Kur’an tilavetinin ardından Ferit TAYBOĞA’nın; “Bundan 89 yıl önce, Müslümanlar’ı tek bir Ümmet yapan, tek bir Devlet çatısı altında toplayıp, bayraklarını tek bir bayrak, savaşlarını tek bir savaş, barışlarını tek bir barış yapan ve kâfirlerin, haçlıların saldırılarına karşı İslâm Ümmetini koruyan ve Müslümanlar’ın kendisiyle İslâm Davetini taşıdığı kalkanları kırıldı. Bu kalkan, Allah Rasulü’nün “arkasında savaşıp, onunla korunursunuz” şeklinde buyurduğu Hilâfet Devleti’nden başkası değildir. Bugün bedelini, Endonezya’dan Fas’a kadar, nefes alan her Müslümanın kan ve gözyaşı dökerek ödediği İslâm Ümmetinin en önemli kaybıdır Hilâfet… Bugün Suriye sokaklarında “Eş-şab Yurid Hilafe İslamiyyeh” “Halk İslâmi Hilâfet istiyor” şeklinde haykırılan çözümün adıdır Hilâfet… Bugün, Kapitalizm büyük bir gürültü ile sosyal, siyasi ve ekonomik olarak bütün Dünya’da çökerken, Şeriatın, aklın, zamanın ve şartların gösterdiği, işaret ettiği tek çözümdür Hilâfet…” şeklinde gerçekleştirdiği açılış konuşmasından sonra, panelin ilk konuşmacısı ve oturum başkanı olan Erhan ALADAĞ söz hakkı aldı.
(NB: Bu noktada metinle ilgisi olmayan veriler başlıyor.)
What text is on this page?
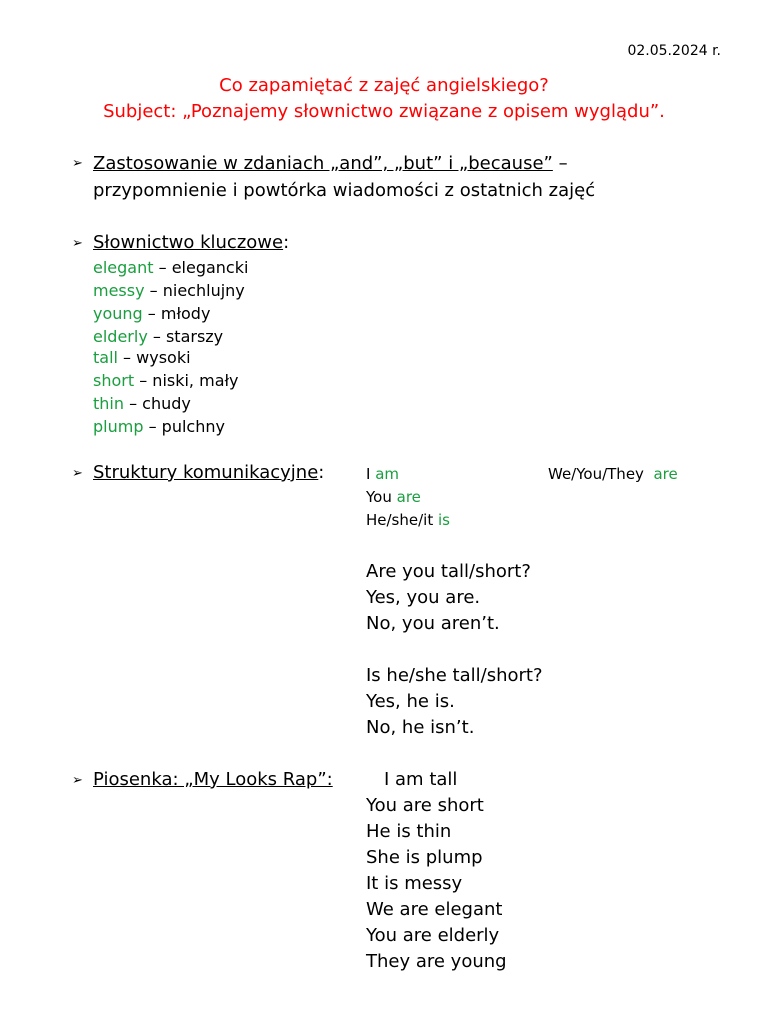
02.05.2024 r.
Co zapamiętać z zajęć angielskiego?
Subject: „Poznajemy słownictwo związane z opisem wyglądu”.
➢ Zastosowanie w zdaniach „and”, „but” i „because” –
przypomnienie i powtórka wiadomości z ostatnich zajęć
➢ Słownictwo kluczowe:
elegant – elegancki
messy – niechlujny
young – młody
elderly – starszy
tall – wysoki
short – niski, mały
thin – chudy
plump – pulchny
➢ Struktury komunikacyjne:	I am
You are
He/she/it is
We/You/They  are
Are you tall/short?
Yes, you are.
No, you aren’t.
Is he/she tall/short?
Yes, he is.
No, he isn’t.
➢ Piosenka: „My Looks Rap”:	I am tall
You are short
He is thin
She is plump
It is messy
We are elegant
You are elderly
They are young
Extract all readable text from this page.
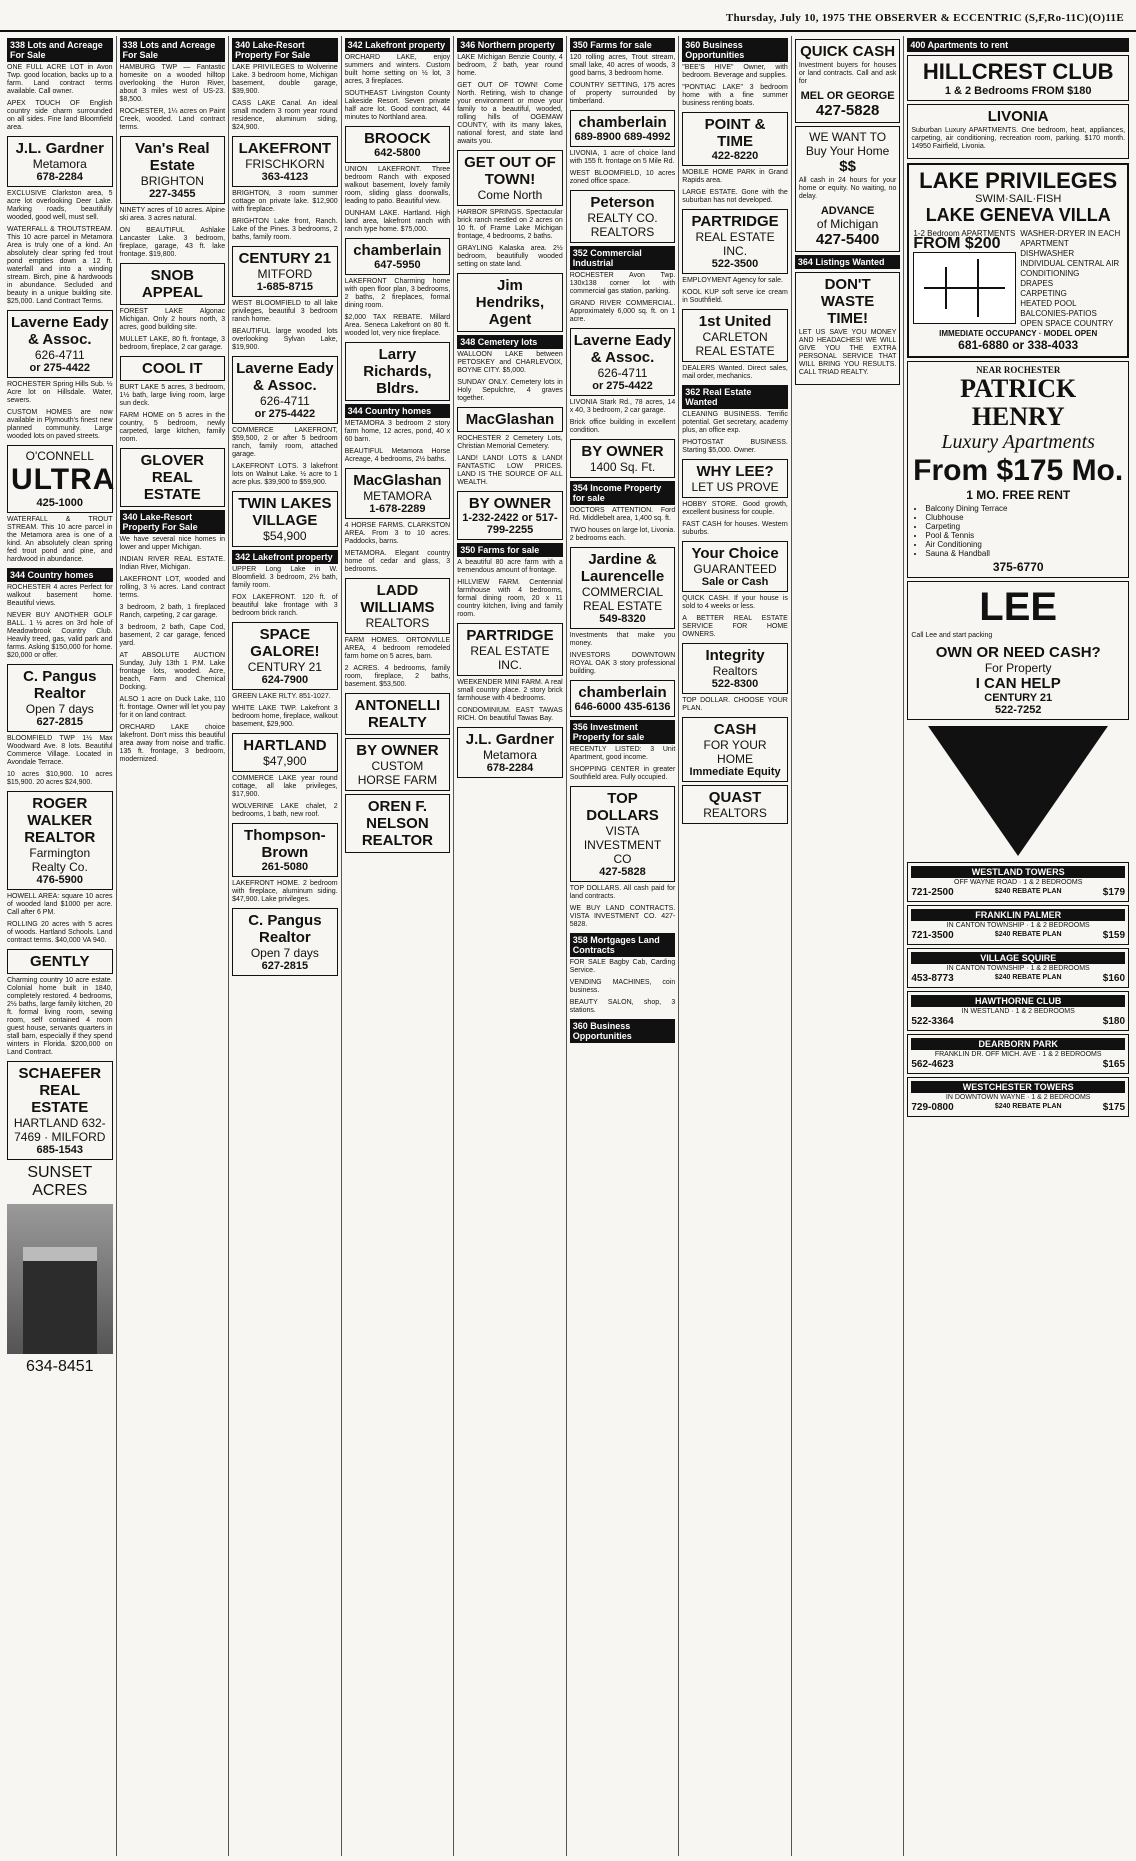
Thursday, July 10, 1975 THE OBSERVER & ECCENTRIC (S,F,Ro-11C)(O)11E
338 Lots and Acreage For Sale
ONE FULL ACRE LOT in Avon Twp. good location, backs up to a farm. Land contract terms available. Call owner.
APEX TOUCH OF English country side charm surrounded on all sides. Fine land Bloomfield area.
J.L. Gardner
Metamora
678-2284
EXCLUSIVE Clarkston area, 5 acre lot overlooking Deer Lake. Marking roads, beautifully wooded, good well, must sell.
WATERFALL & TROUTSTREAM. This 10 acre parcel in Metamora Area is truly one of a kind. An absolutely clear spring fed trout pond empties down a 12 ft. waterfall and into a winding stream. Birch, pine & hardwoods in abundance. Secluded and beauty in a unique building site. $25,000. Land Contract Terms.
Laverne Eady & Assoc.
626-4711
or 275-4422
ROCHESTER Spring Hills Sub. ½ Acre lot on Hillsdale. Water, sewers.
CUSTOM HOMES are now available in Plymouth's finest new planned community. Large wooded lots on paved streets.
O'CONNELL
ULTRA
425-1000
WATERFALL & TROUT STREAM. This 10 acre parcel in the Metamora area is one of a kind. An absolutely clean spring fed trout pond and pine, and hardwood in abundance.
344 Country homes
ROCHESTER 4 acres Perfect for walkout basement home. Beautiful views.
NEVER BUY ANOTHER GOLF BALL. 1 ½ acres on 3rd hole of Meadowbrook Country Club. Heavily treed, gas, valid park and farms. Asking $150,000 for home. $20,000 or offer.
C. Pangus Realtor
Open 7 days
627-2815
BLOOMFIELD TWP 1½ Max Woodward Ave. 8 lots. Beautiful Commerce Village. Located in Avondale Terrace.
10 acres $10,900. 10 acres $15,900. 20 acres $24,900.
ROGER WALKER REALTOR
Farmington Realty Co.
476-5900
HOWELL AREA: square 10 acres of wooded land $1000 per acre. Call after 6 PM.
ROLLING 20 acres with 5 acres of woods. Hartland Schools. Land contract terms. $40,000 VA 940.
GENTLY
Charming country 10 acre estate. Colonial home built in 1840, completely restored. 4 bedrooms, 2½ baths, large family kitchen, 20 ft. formal living room, sewing room, self contained 4 room guest house, servants quarters in stall barn, especially if they spend winters in Florida. $200,000 on Land Contract.
SCHAEFER REAL ESTATE
HARTLAND 632-7469 · MILFORD
685-1543
SUNSET ACRES
634-8451
338 Lots and Acreage For Sale
HAMBURG TWP — Fantastic homesite on a wooded hilltop overlooking the Huron River, about 3 miles west of US-23. $8,500.
ROCHESTER, 1¼ acres on Paint Creek, wooded. Land contract terms.
Van's Real Estate
BRIGHTON
227-3455
NINETY acres of 10 acres. Alpine ski area. 3 acres natural.
ON BEAUTIFUL Ashlake Lancaster Lake. 3 bedroom, fireplace, garage, 43 ft. lake frontage. $19,800.
SNOB APPEAL
FOREST LAKE Algonac Michigan. Only 2 hours north, 3 acres, good building site.
MULLET LAKE, 80 ft. frontage, 3 bedroom, fireplace, 2 car garage.
COOL IT
BURT LAKE 5 acres, 3 bedroom, 1½ bath, large living room, large sun deck.
FARM HOME on 5 acres in the country, 5 bedroom, newly carpeted, large kitchen, family room.
GLOVER REAL ESTATE
340 Lake-Resort Property For Sale
We have several nice homes in lower and upper Michigan.
INDIAN RIVER REAL ESTATE. Indian River, Michigan.
LAKEFRONT LOT, wooded and rolling, 3 ½ acres. Land contract terms.
3 bedroom, 2 bath, 1 fireplaced Ranch, carpeting, 2 car garage.
3 bedroom, 2 bath, Cape Cod, basement, 2 car garage, fenced yard.
AT ABSOLUTE AUCTION Sunday, July 13th 1 P.M. Lake frontage lots, wooded. Acre, beach, Farm and Chemical Docking.
ALSO 1 acre on Duck Lake, 110 ft. frontage. Owner will let you pay for it on land contract.
ORCHARD LAKE choice lakefront. Don't miss this beautiful area away from noise and traffic. 135 ft. frontage, 3 bedroom, modernized.
340 Lake-Resort Property For Sale
LAKE PRIVILEGES to Wolverine Lake. 3 bedroom home, Michigan basement, double garage, $39,900.
CASS LAKE Canal. An ideal small modern 3 room year round residence, aluminum siding, $24,900.
LAKEFRONT
FRISCHKORN
363-4123
BRIGHTON, 3 room summer cottage on private lake. $12,900 with fireplace.
BRIGHTON Lake front, Ranch. Lake of the Pines. 3 bedrooms, 2 baths, family room.
CENTURY 21
MITFORD
1-685-8715
WEST BLOOMFIELD to all lake privileges, beautiful 3 bedroom ranch home.
BEAUTIFUL large wooded lots overlooking Sylvan Lake, $19,900.
Laverne Eady & Assoc.
626-4711
or 275-4422
COMMERCE LAKEFRONT, $59,500, 2 or after 5 bedroom ranch, family room, attached garage.
LAKEFRONT LOTS. 3 lakefront lots on Walnut Lake. ½ acre to 1 acre plus. $39,900 to $59,900.
TWIN LAKES VILLAGE
$54,900
342 Lakefront property
UPPER Long Lake in W. Bloomfield. 3 bedroom, 2½ bath, family room.
FOX LAKEFRONT. 120 ft. of beautiful lake frontage with 3 bedroom brick ranch.
SPACE GALORE!
CENTURY 21
624-7900
GREEN LAKE RLTY. 851-1027.
WHITE LAKE TWP. Lakefront 3 bedroom home, fireplace, walkout basement, $29,900.
HARTLAND
$47,900
COMMERCE LAKE year round cottage, all lake privileges, $17,900.
WOLVERINE LAKE chalet, 2 bedrooms, 1 bath, new roof.
Thompson-Brown
261-5080
LAKEFRONT HOME. 2 bedroom with fireplace, aluminum siding. $47,900. Lake privileges.
C. Pangus Realtor
Open 7 days
627-2815
342 Lakefront property
ORCHARD LAKE, enjoy summers and winters. Custom built home setting on ½ lot, 3 acres, 3 fireplaces.
SOUTHEAST Livingston County Lakeside Resort. Seven private half acre lot. Good contract, 44 minutes to Northland area.
BROOCK
642-5800
UNION LAKEFRONT. Three bedroom Ranch with exposed walkout basement, lovely family room, sliding glass doorwalls, leading to patio. Beautiful view.
DUNHAM LAKE. Hartland. High land area, lakefront ranch with ranch type home. $75,000.
chamberlain
647-5950
LAKEFRONT Charming home with open floor plan, 3 bedrooms, 2 baths, 2 fireplaces, formal dining room.
$2,000 TAX REBATE. Millard Area. Seneca Lakefront on 80 ft. wooded lot, very nice fireplace.
Larry Richards, Bldrs.
344 Country homes
METAMORA 3 bedroom 2 story farm home, 12 acres, pond, 40 x 60 barn.
BEAUTIFUL Metamora Horse Acreage, 4 bedrooms, 2½ baths.
MacGlashan
METAMORA
1-678-2289
4 HORSE FARMS. CLARKSTON AREA. From 3 to 10 acres. Paddocks, barns.
METAMORA. Elegant country home of cedar and glass, 3 bedrooms.
LADD WILLIAMS
REALTORS
FARM HOMES. ORTONVILLE AREA, 4 bedroom remodeled farm home on 5 acres, barn.
2 ACRES. 4 bedrooms, family room, fireplace, 2 baths, basement. $53,500.
ANTONELLI REALTY
BY OWNER
CUSTOM HORSE FARM
OREN F. NELSON REALTOR
346 Northern property
LAKE Michigan Benzie County, 4 bedroom, 2 bath, year round home.
GET OUT OF TOWN! Come North. Retiring, wish to change your environment or move your family to a beautiful, wooded, rolling hills of OGEMAW COUNTY, with its many lakes, national forest, and state land awaits you.
GET OUT OF TOWN!
Come North
HARBOR SPRINGS. Spectacular brick ranch nestled on 2 acres on 10 ft. of Frame Lake Michigan frontage, 4 bedrooms, 2 baths.
GRAYLING Kalaska area. 2½ bedroom, beautifully wooded setting on state land.
Jim Hendriks, Agent
348 Cemetery lots
WALLOON LAKE between PETOSKEY and CHARLEVOIX, BOYNE CITY. $5,000.
SUNDAY ONLY. Cemetery lots in Holy Sepulchre, 4 graves together.
MacGlashan
ROCHESTER 2 Cemetery Lots, Christian Memorial Cemetery.
LAND! LAND! LOTS & LAND! FANTASTIC LOW PRICES. LAND IS THE SOURCE OF ALL WEALTH.
BY OWNER
1-232-2422 or 517-799-2255
350 Farms for sale
A beautiful 80 acre farm with a tremendous amount of frontage.
HILLVIEW FARM. Centennial farmhouse with 4 bedrooms, formal dining room, 20 x 11 country kitchen, living and family room.
PARTRIDGE
REAL ESTATE INC.
WEEKENDER MINI FARM. A real small country place. 2 story brick farmhouse with 4 bedrooms.
CONDOMINIUM. EAST TAWAS RICH. On beautiful Tawas Bay.
J.L. Gardner
Metamora
678-2284
350 Farms for sale
120 rolling acres, Trout stream, small lake, 40 acres of woods, 3 good barns, 3 bedroom home.
COUNTRY SETTING, 175 acres of property surrounded by timberland.
chamberlain
689-8900 689-4992
LIVONIA, 1 acre of choice land with 155 ft. frontage on 5 Mile Rd.
WEST BLOOMFIELD, 10 acres zoned office space.
Peterson
REALTY CO. REALTORS
352 Commercial Industrial
ROCHESTER Avon Twp. 130x138 corner lot with commercial gas station, parking.
GRAND RIVER COMMERCIAL. Approximately 6,000 sq. ft. on 1 acre.
Laverne Eady & Assoc.
626-4711
or 275-4422
LIVONIA Stark Rd., 78 acres, 14 x 40, 3 bedroom, 2 car garage.
Brick office building in excellent condition.
BY OWNER
1400 Sq. Ft.
354 Income Property for sale
DOCTORS ATTENTION. Ford Rd. Middlebelt area, 1,400 sq. ft.
TWO houses on large lot, Livonia. 2 bedrooms each.
Jardine & Laurencelle
COMMERCIAL REAL ESTATE
549-8320
Investments that make you money.
INVESTORS DOWNTOWN ROYAL OAK 3 story professional building.
chamberlain
646-6000 435-6136
356 Investment Property for sale
RECENTLY LISTED: 3 Unit Apartment, good income.
SHOPPING CENTER in greater Southfield area. Fully occupied.
TOP DOLLARS
VISTA INVESTMENT CO
427-5828
TOP DOLLARS. All cash paid for land contracts.
WE BUY LAND CONTRACTS. VISTA INVESTMENT CO. 427-5828.
358 Mortgages Land Contracts
FOR SALE Bagby Cab, Carding Service.
VENDING MACHINES, coin business.
BEAUTY SALON, shop, 3 stations.
360 Business Opportunities
360 Business Opportunities
"BEE'S HIVE" Owner, with bedroom. Beverage and supplies.
"PONTIAC LAKE" 3 bedroom home with a fine summer business renting boats.
POINT & TIME
422-8220
MOBILE HOME PARK in Grand Rapids area.
LARGE ESTATE. Gone with the suburban has not developed.
PARTRIDGE
REAL ESTATE INC.
522-3500
EMPLOYMENT Agency for sale.
KOOL KUP soft serve ice cream in Southfield.
1st United
CARLETON REAL ESTATE
DEALERS Wanted. Direct sales, mail order, mechanics.
362 Real Estate Wanted
CLEANING BUSINESS. Terrific potential. Get secretary, academy plus, an office exp.
PHOTOSTAT BUSINESS. Starting $5,000. Owner.
WHY LEE?
LET US PROVE
HOBBY STORE. Good growth, excellent business for couple.
FAST CASH for houses. Western suburbs.
Your Choice
GUARANTEED
Sale or Cash
QUICK CASH. If your house is sold to 4 weeks or less.
A BETTER REAL ESTATE SERVICE FOR HOME OWNERS.
Integrity
Realtors
522-8300
TOP DOLLAR. CHOOSE YOUR PLAN.
CASH
FOR YOUR HOME
Immediate Equity
QUAST
REALTORS
QUICK CASH
Investment buyers for houses or land contracts. Call and ask for
MEL OR GEORGE
427-5828
WE WANT TO Buy Your Home
$$
All cash in 24 hours for your home or equity. No waiting, no delay.
ADVANCE
of Michigan
427-5400
364 Listings Wanted
DON'T WASTE TIME!
LET US SAVE YOU MONEY AND HEADACHES! WE WILL GIVE YOU THE EXTRA PERSONAL SERVICE THAT WILL BRING YOU RESULTS. CALL TRIAD REALTY.
400 Apartments to rent
HILLCREST CLUB
1 & 2 Bedrooms FROM $180
LIVONIA
Suburban Luxury APARTMENTS. One bedroom, heat, appliances, carpeting, air conditioning, recreation room, parking. $170 month. 14950 Fairfield, Livonia.
LAKE PRIVILEGES
SWIM·SAIL·FISH
LAKE GENEVA VILLA
1-2 Bedroom APARTMENTS
FROM $200
WASHER-DRYER IN EACH APARTMENT
DISHWASHER
INDIVIDUAL CENTRAL AIR CONDITIONING
DRAPES
CARPETING
HEATED POOL
BALCONIES-PATIOS
OPEN SPACE COUNTRY
IMMEDIATE OCCUPANCY · MODEL OPEN
681-6880 or 338-4033
NEAR ROCHESTER
PATRICK HENRY
Luxury Apartments
From $175 Mo.
1 MO. FREE RENT
• Balcony Dining Terrace
• Clubhouse
• Carpeting
• Pool & Tennis
• Air Conditioning
• Sauna & Handball
375-6770
LEE
Call Lee and start packing
OWN OR NEED CASH?
For Property
I CAN HELP
CENTURY 21
522-7252
WESTLAND TOWERS
OFF WAYNE ROAD · 1 & 2 BEDROOMS
721-2500	$240 REBATE PLAN	$179
FRANKLIN PALMER
IN CANTON TOWNSHIP · 1 & 2 BEDROOMS
721-3500	$240 REBATE PLAN	$159
VILLAGE SQUIRE
IN CANTON TOWNSHIP · 1 & 2 BEDROOMS
453-8773	$240 REBATE PLAN	$160
HAWTHORNE CLUB
IN WESTLAND · 1 & 2 BEDROOMS
522-3364	$180
DEARBORN PARK
FRANKLIN DR. OFF MICH. AVE · 1 & 2 BEDROOMS
562-4623	$165
WESTCHESTER TOWERS
IN DOWNTOWN WAYNE · 1 & 2 BEDROOMS
729-0800	$240 REBATE PLAN	$175
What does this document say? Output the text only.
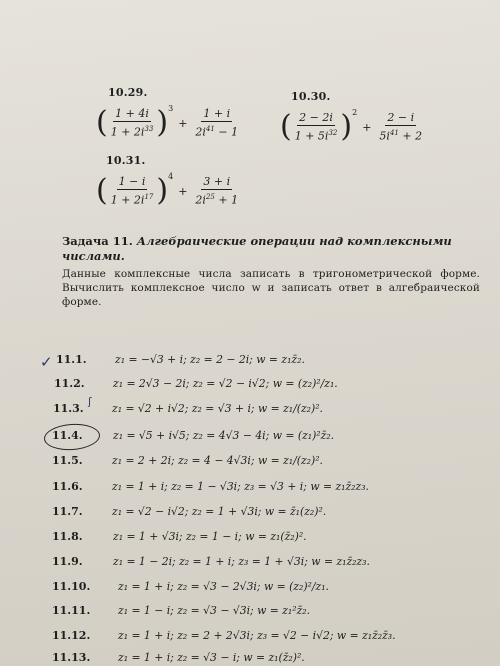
10.29.
( $\frac{1 + 4i}{1 + 2i^{33}}$ ) 3
+ $\frac{1 + i}{2i^{41} - 1}$
10.30.
( $\frac{2 - 2i}{1 + 5i^{32}}$ ) 2
+ $\frac{2 - i}{5i^{41} + 2}$
10.31.
( $\frac{1 - i}{1 + 2i^{17}}$ ) 4
+ $\frac{3 + i}{2i^{25} + 1}$
Задача 11. Алгебраические операции над комплексными числами.
Данные комплексные числа записать в тригонометрической форме. Вычислить комплексное число w и записать ответ в алгебраической форме.
✓
ʃ
11.1.	z₁ = −√3 + i; z₂ = 2 − 2i; w = z₁z̄₂.
11.2.	z₁ = 2√3 − 2i; z₂ = √2 − i√2; w = (z₂)²/z₁.
11.3.	z₁ = √2 + i√2; z₂ = √3 + i; w = z₁/(z₂)².
11.4.	z₁ = √5 + i√5; z₂ = 4√3 − 4i; w = (z₁)²z̄₂.
11.5.	z₁ = 2 + 2i; z₂ = 4 − 4√3i; w = z₁/(z₂)².
11.6.	z₁ = 1 + i; z₂ = 1 − √3i; z₃ = √3 + i; w = z₁z̄₂z₃.
11.7.	z₁ = √2 − i√2; z₂ = 1 + √3i; w = z̄₁(z₂)².
11.8.	z₁ = 1 + √3i; z₂ = 1 − i; w = z₁(z̄₂)².
11.9.	z₁ = 1 − 2i; z₂ = 1 + i; z₃ = 1 + √3i; w = z₁z̄₂z₃.
11.10.	z₁ = 1 + i; z₂ = √3 − 2√3i; w = (z₂)²/z₁.
11.11.	z₁ = 1 − i; z₂ = √3 − √3i; w = z₁²z̄₂.
11.12.	z₁ = 1 + i; z₂ = 2 + 2√3i; z₃ = √2 − i√2; w = z₁z̄₂z̄₃.
11.13.	z₁ = 1 + i; z₂ = √3 − i; w = z₁(z̄₂)².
“Devlet, Toplum ve Hayat Sistemi Olarak İslâm” başlıklı bir konuşma yapan ALADAĞ, insanın kendi başına yaşamasının mümkün olmadığını, içgüdü ve organik ihtiyaçlarını doyurma noktasında insanın diğer insanlarla iç içe yaşayarak toplumsal bir varlık oluşturmasının mecburi olduğunu ve biraraya gelinerek oluşturulan bu toplumsal yapının mutlak surette bir nizam ile yönetilmesi gerektiğini belirtti.
İnsanoğlunun, tarihin serüveninin başlamasından bu yana, yalnız yaşamasının mümkün olamayacağını, kendisi gibi ortak hedef ve idealler doğrultusunda uğraş veren, ortak hisleri ve duyguları paylaşabileceği insanlardan bir toplumu oluşturma noktasında zorunlu bir yönelime sahip olduğunu anlattı. İnsanın, fıtraten sahip olduğu içgüdü ve uzvi ihtiyaçlarını da yalnız başına karşılamasının mümkün olmadığını belirten ALADAĞ; bu noktada, bireyin toplumsal varoluşunun beraberinde getirdiği problemlerinin çözüm noktası olan nizamın nereden alınması gerektiğine de değindi.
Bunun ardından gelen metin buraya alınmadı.